A total of 104 blood samples of routine examination were collected from two captive Rhesus monkey populations (HS = 69 and XJ = 35). The extraction of genomic DNA was conducted using a TianGen DNA extraction kit (Beijing), and the final genomic DNA was used for electrophoresis on 1% agarose gel stained with Golden View (Shanghai) to assess the DNA quality.
In this study, fifteen novel tetranucleotide perfect microsatellite loci with high polymorphisms (PIC > 0.5) were selected for identifying the variation of allele fragments [25]. Based on a suitable annealing temperature, all the forward primers were labeled with different fluorescent dyes (FAM or HEX) and then used for amplification and genotyping in 104 Rhesus monkeys. Detailed characteristics and information of 15 polymorphic microsatellite loci were shown in Table 1.

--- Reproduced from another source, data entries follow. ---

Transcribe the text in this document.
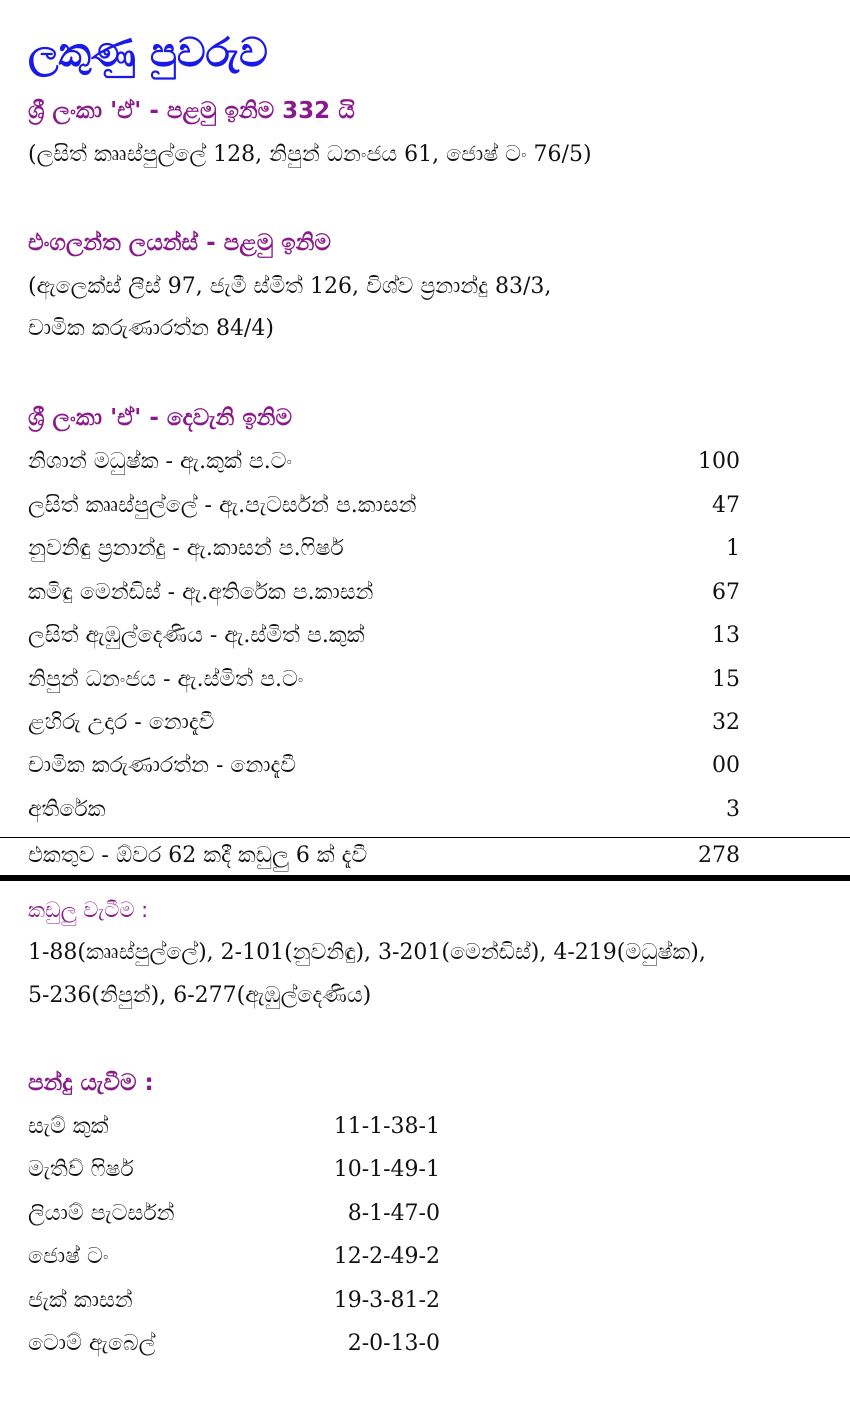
ලකුණු පුවරුව
ශ්‍රී ලංකා 'ඒ' - පළමු ඉනිම 332 යි
(ලසිත් කෲස්පුල්ලේ 128, නිපුන් ධනංජය 61, ජොෂ් ටං 76/5)
එංගලන්ත ලයන්ස් - පළමු ඉනිම
(ඇලෙක්ස් ලීස් 97, ජැමී ස්මිත් 126, විශ්ව ප්‍රනාන්දු 83/3,
චාමික කරුණාරත්න 84/4)
ශ්‍රී ලංකා 'ඒ' - දෙවැනි ඉනිම
නිශාන් මධුෂ්ක - ඇ.කුක් ප.ටං	100
ලසිත් කෲස්පුල්ලේ - ඇ.පැටර්සන් ප.කාසන්	47
නුවනිඳු ප්‍රනාන්දු - ඇ.කාසන් ප.ෆිෂර්	1
කමිඳු මෙන්ඩිස් - ඇ.අතිරේක ප.කාසන්	67
ලසිත් ඇඹුල්දෙණිය - ඇ.ස්මිත් ප.කුක්	13
නිපුන් ධනංජය - ඇ.ස්මිත් ප.ටං	15
ළහිරු උදාර - නොදැවී	32
චාමික කරුණාරත්න - නොදැවී	00
අතිරේක	3
එකතුව - ඕවර 62 කදී කඩුලු 6 ක් දැවී	278
කඩුලු වැටීම :
1-88(කෲස්පුල්ලේ), 2-101(නුවනිඳු), 3-201(මෙන්ඩිස්), 4-219(මධුෂ්ක),
5-236(නිපුන්), 6-277(ඇඹුල්දෙණිය)
පන්දු යැවීම :
සැම් කුක්	11-1-38-1
මැතිව් ෆිෂර්	10-1-49-1
ලියාම් පැටර්සන්	8-1-47-0
ජොෂ් ටං	12-2-49-2
ජැක් කාසන්	19-3-81-2
ටොම් ඇබෙල්	2-0-13-0
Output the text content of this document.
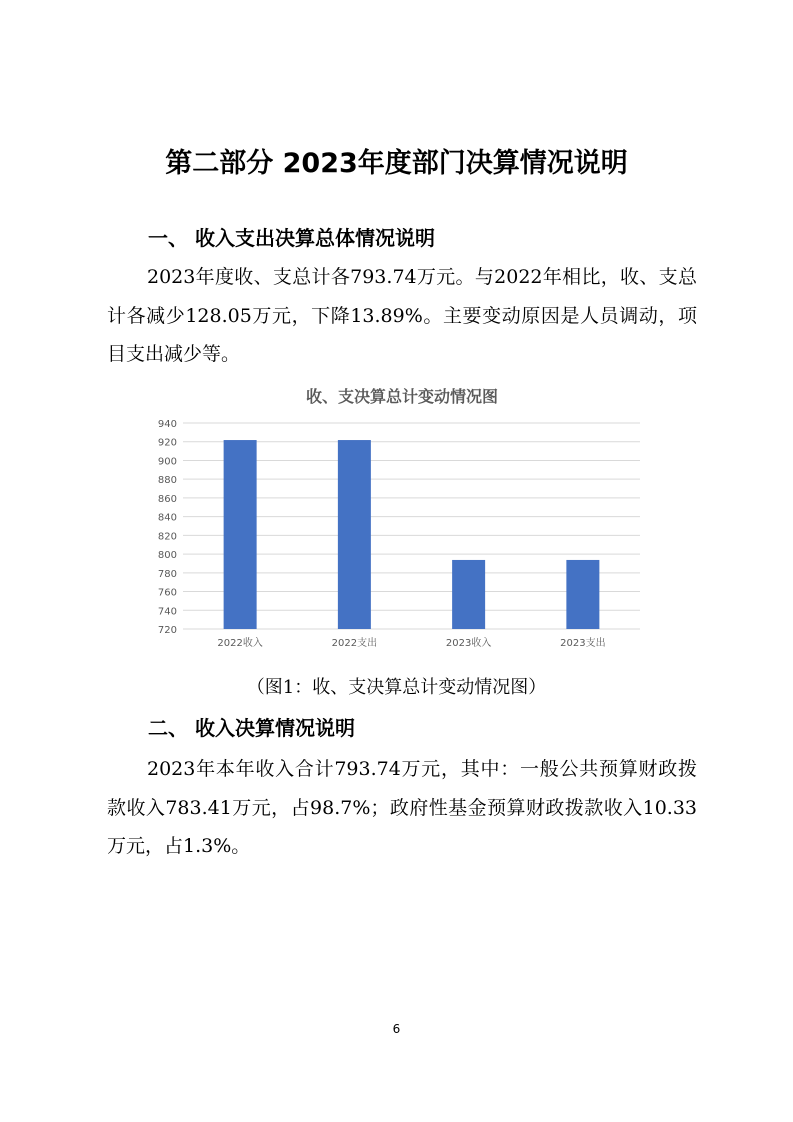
第二部分 2023年度部门决算情况说明
一、 收入支出决算总体情况说明

2023年度收、支总计各793.74万元。与2022年相比，收、支总计各减少128.05万元，下降13.89%。主要变动原因是人员调动，项目支出减少等。

收、支决算总计变动情况图
720
740
760
780
800
820
840
860
880
900
920
940
2022收入	2022支出	2023收入	2023支出

（图1：收、支决算总计变动情况图）

二、 收入决算情况说明

2023年本年收入合计793.74万元，其中：一般公共预算财政拨款收入783.41万元，占98.7%；政府性基金预算财政拨款收入10.33万元，占1.3%。

6
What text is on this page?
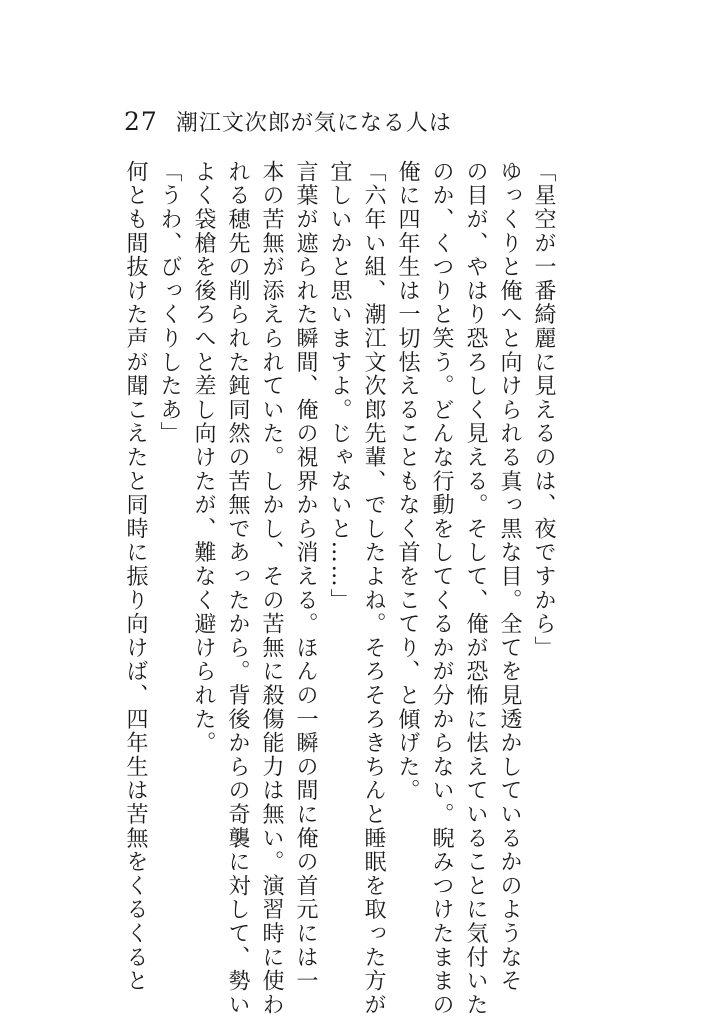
27 潮江文次郎が気になる人は
「星空が一番綺麗に見えるのは、夜ですから」
ゆっくりと俺へと向けられる真っ黒な目。全てを見透かしているかのようなそ
の目が、やはり恐ろしく見える。そして、俺が恐怖に怯えていることに気付いた
のか、くつりと笑う。どんな行動をしてくるかが分からない。睨みつけたままの
俺に四年生は一切怯えることもなく首をこてり、と傾げた。
「六年い組、潮江文次郎先輩、でしたよね。そろそろきちんと睡眠を取った方が
宜しいかと思いますよ。じゃないと……」
言葉が遮られた瞬間、俺の視界から消える。ほんの一瞬の間に俺の首元には一
本の苦無が添えられていた。しかし、その苦無に殺傷能力は無い。演習時に使わ
れる穂先の削られた鈍同然の苦無であったから。背後からの奇襲に対して、勢い
よく袋槍を後ろへと差し向けたが、難なく避けられた。
「うわ、びっくりしたあ」
何とも間抜けた声が聞こえたと同時に振り向けば、四年生は苦無をくるくると
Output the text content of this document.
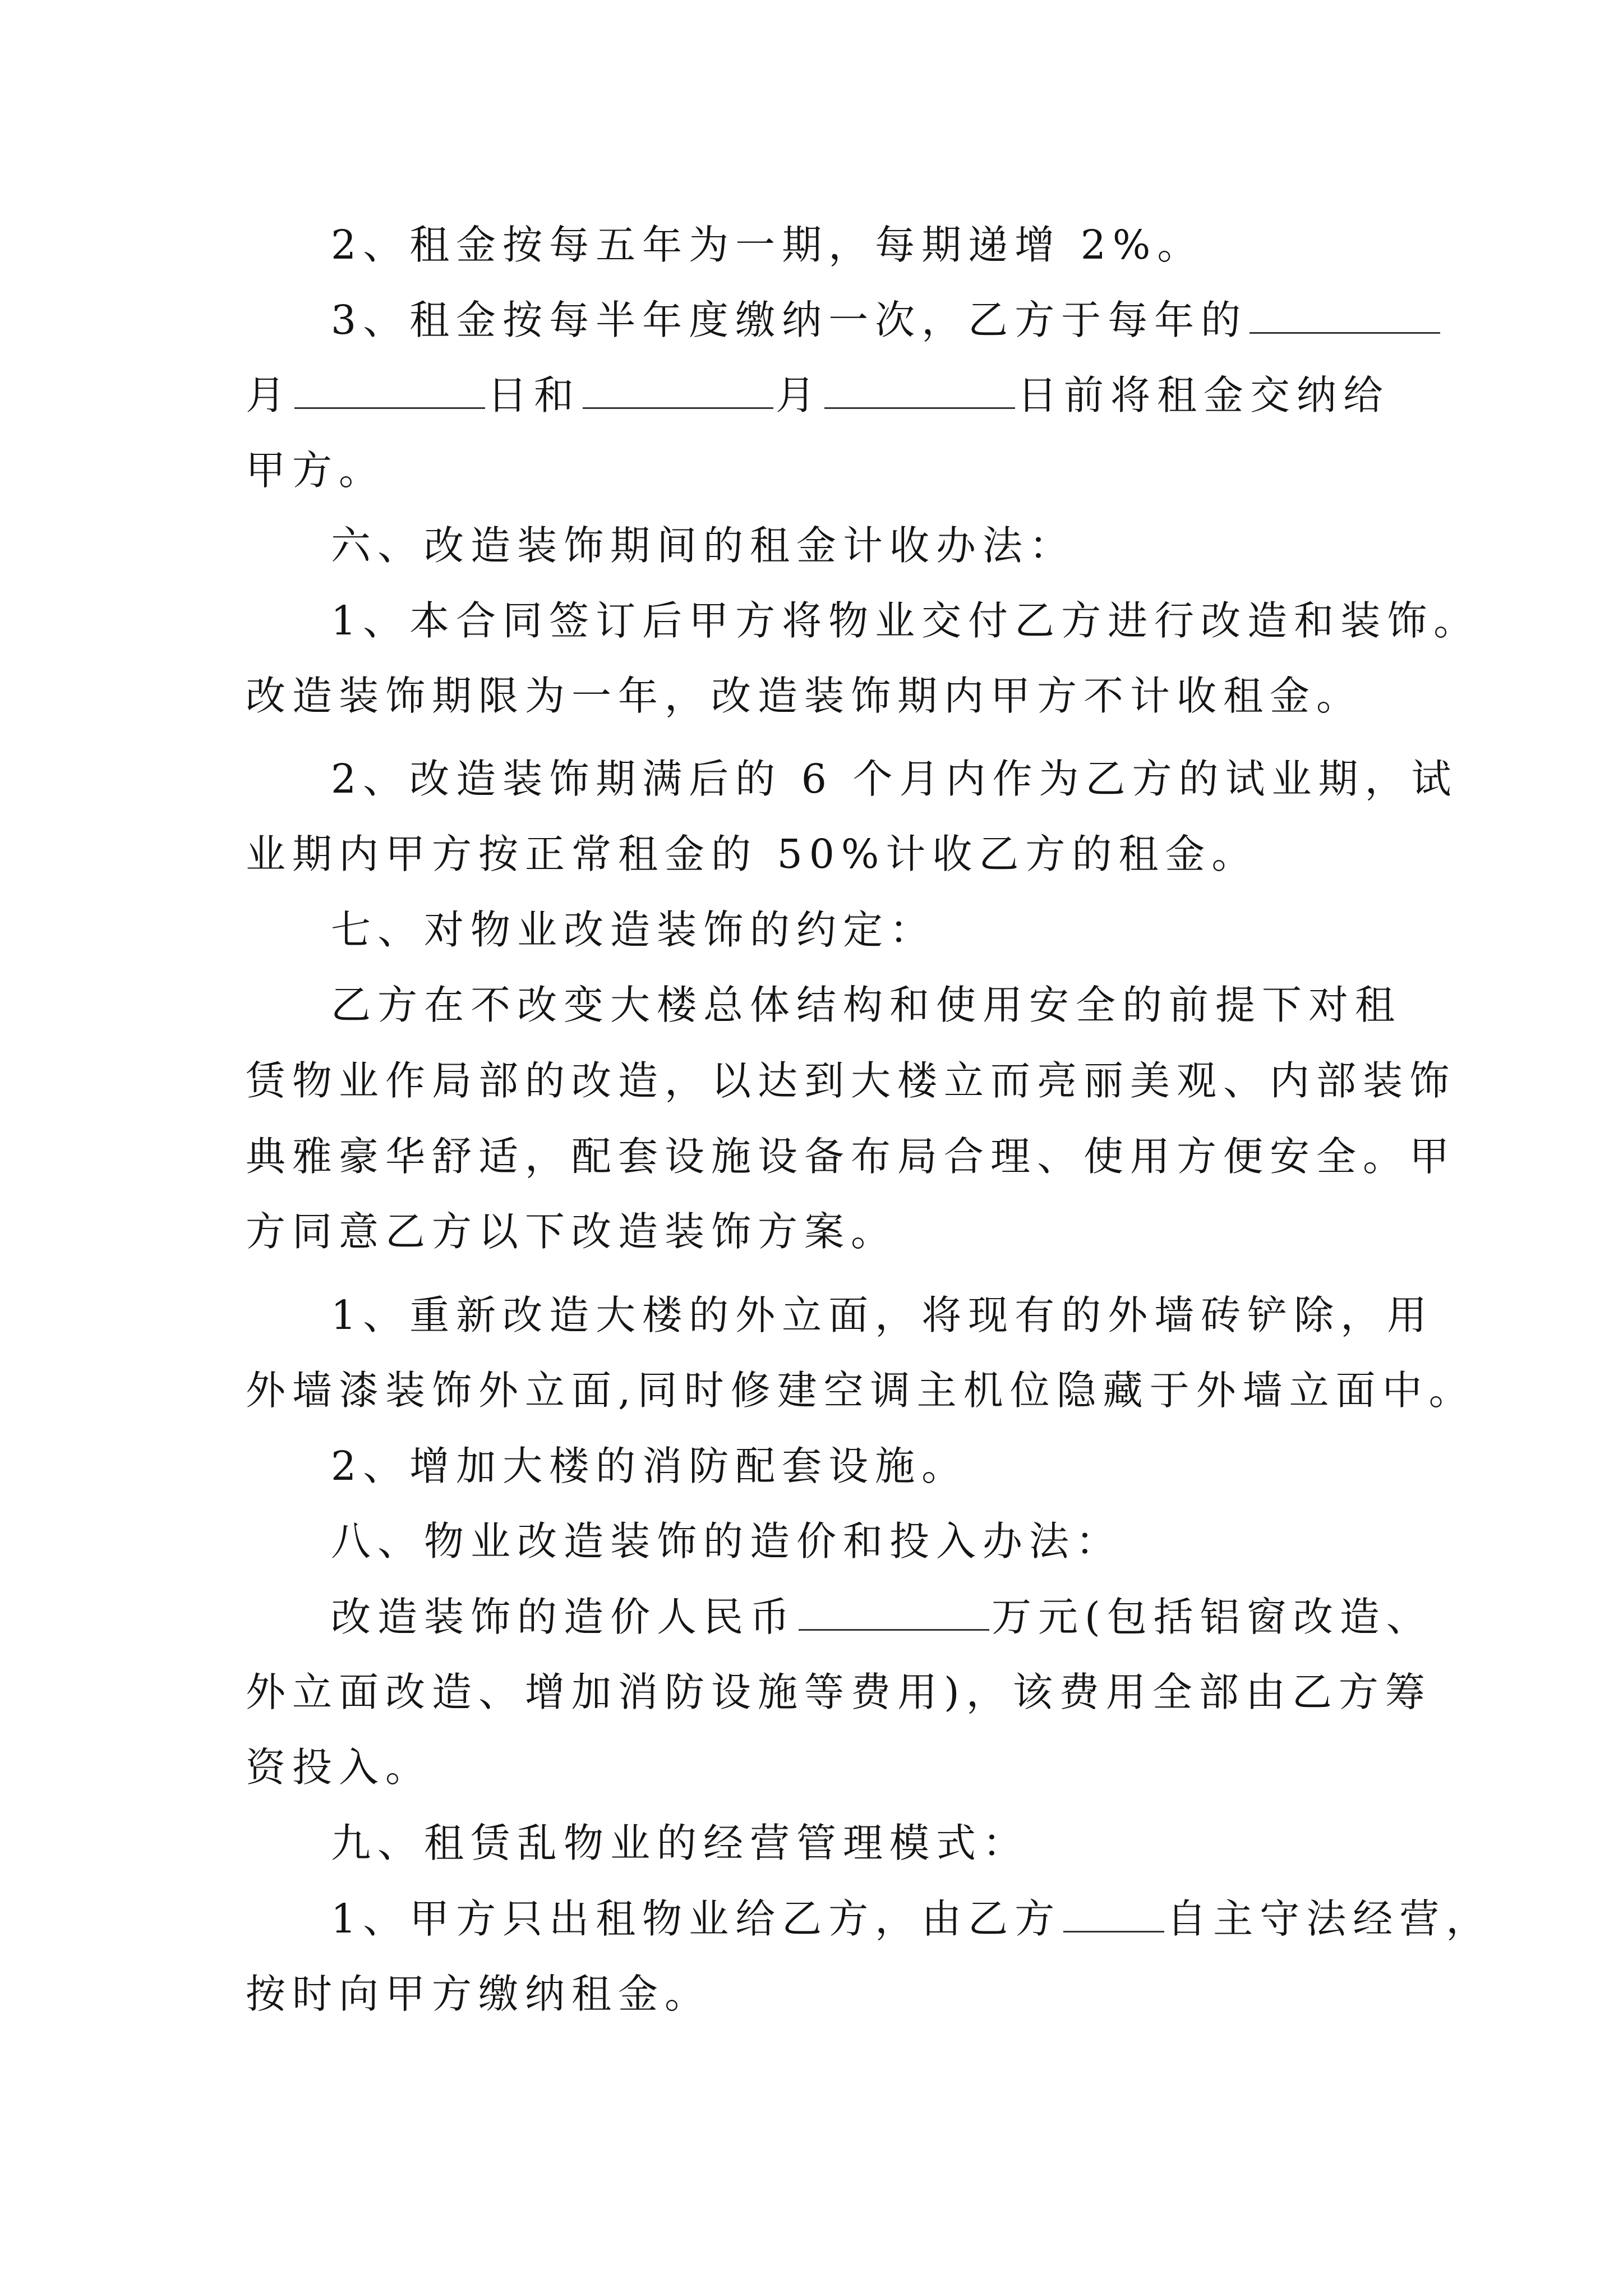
2、租金按每五年为一期，每期递增 2%。
3、租金按每半年度缴纳一次，乙方于每年的
月	日和	月	日前将租金交纳给
甲方。
六、改造装饰期间的租金计收办法：
1、本合同签订后甲方将物业交付乙方进行改造和装饰。
改造装饰期限为一年，改造装饰期内甲方不计收租金。
2、改造装饰期满后的 6 个月内作为乙方的试业期，试
业期内甲方按正常租金的 50%计收乙方的租金。
七、对物业改造装饰的约定：
乙方在不改变大楼总体结构和使用安全的前提下对租
赁物业作局部的改造，以达到大楼立而亮丽美观、内部装饰
典雅豪华舒适，配套设施设备布局合理、使用方便安全。甲
方同意乙方以下改造装饰方案。
1、重新改造大楼的外立面，将现有的外墙砖铲除，用
外墙漆装饰外立面,同时修建空调主机位隐藏于外墙立面中。
2、增加大楼的消防配套设施。
八、物业改造装饰的造价和投入办法：
改造装饰的造价人民币	万元(包括铝窗改造、
外立面改造、增加消防设施等费用)，该费用全部由乙方筹
资投入。
九、租赁乱物业的经营管理模式：
1、甲方只出租物业给乙方，由乙方	自主守法经营，
按时向甲方缴纳租金。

Chromosome ID | Loci | Primer sequences (5'- 3') | Core motif | Fluorescent dyes | Ta (℃) | Product (bp) | Genbank accession No. |
---|---|---|---|---|---|---|---|
chr1 | C1 033 | F:AACTTCACCAAGATGCACTG R:TGGTATTGTGGTTATGTAGGG | (TATC)12 | Fam | 57.1 | 248bp | MF045896 |
chr2 | C2 038 | F:AGTGAATGGAGAACAGAAATGC R:CATGATTCAGCAACTGCCTT | (ATCT)14 | Hex | 60 | 229bp | MF045897 |
chr3 | C3 001 | F:TGCCTGTTCACTCTGATGGT R:TGGAGGGGTGATACTGGTG | (TCTA)14 | Fam | 62.5 | 281bp | MF045898 |
chr4 | C4 001 | F:TCCAGTTACTTTCCCCAGAGC R:AAGACAGCGGCATAGAGGC | (CATT)16 | Hex | 62.5 | 171bp | MF045899 |
chr5 | C5 009 | F:ACACCCTTATCACCCATCAG R:TCCCCTCCCATTTCCCCTTC | (AAGG)12 | Fam | 62.7 | 213bp | MF045900 |
chr6 | C6 001 | F:TGAATCAAGGATGGACGGA R:GGGGACTTAGAGCCCACAAT | (GGAT)16 | Hex | 54 | 244bp | MF045901 |
chr8 | C8 013 | F:GCAGAAAGCAGACAGCCTATT R:GGATGCGTGGATATGTGG | (CATC)10 | Hex | 61 | 213bp | MF045902 |
chr9 | C9 002 | F:CCCTGGTTCTTGTCCTAAATG R:TCCCTGGAGGAATCTGTGG | (AGAT)14 | Fam | 60 | 220bp | MF045903 |
chr10 | C10 016 | F:GGAGACTGAGGCACAACAATC R:GCAAGTGAAATGCTAACCAAC | (AAAT)11 | Hex | 62.5 | 215bp | MF045904 |
chr11 | C11 019 | F:AAAGTGTAGAGGGTCAAGATGC R:GAGGTTGAAAAGGGTTTGTTTG | (AAAG)19 | Fam | 62.7 | 256bp | MF045905 |
chr13 | C13 016 | F:GGGAGCAAGCAAACAACAT R:CAGCAAAGGATAGACAGGTGAT | (ATCT)15 | Fam | 66 | 211bp | MF045908 |
chr14 | C14 011 | F:CCTTTGTTCACTGAGCAGCA R:GGCAGGAGAATCACTTGGAC | (TCCT)14 | Fam | 66 | 258bp | MF045909 |
chr15 | C15 019 | F:GAGTAGAGCAAGCCTTGGAAC R:AGGAGAATCACCTAAACCCAG | (TATC)14 | Fam | 57.9 | 215bp | MF045910 |
chr17 | C17 010 | F:AACATCAGTTATCAGGGAAGGA R:GAGGCTGGGTTAGGAGGAT | (ATTT)19 | Hex | 62.5 | 286bp | MF045912 |
chr18 | C18 021 | F:CTCCAGTGATCCTCCTGATTC R:ATGAGCCAAGTGAGACTCCAT | (TTAG)16 | Hex | 65 | 203bp | MF045913 |
PCR was carried out in a 25-uL reaction mixture comprising 1.0 µL of genomic DNA, 0.25 µL of MgCl2 (TaKaRa, Dalian), 1.0 µL of each dNTP (Vazyme, Nanjing), 1 µL of each primer, 3.0 µL of PCR buffer (Vazyme), and 0.25 µL of Taq DNA polymerase (Vazyme), with deionized water used to make the sample volume up to 25 µL. The reactions were performed using an initial denaturation at 95℃ for 4 min, followed by 30 cycles at 94℃ for 30 s, specific annealing for 30 s, primer extension at 72℃ for 35 s, and a final extension at 72℃ for 10 min. Subsequently, the reaction products were kept at 4℃. After amplification, 3.0 µL of each PCR product was used for electrophoresis on 1.5% agarose gel stained with GoldenView (Biomed) to detect the PCR quality. ABI Prism 377 (Applied Biosystems) was used for genotyping using the GeneScan Tamara 350 internal size standard (ABI) for PCR products.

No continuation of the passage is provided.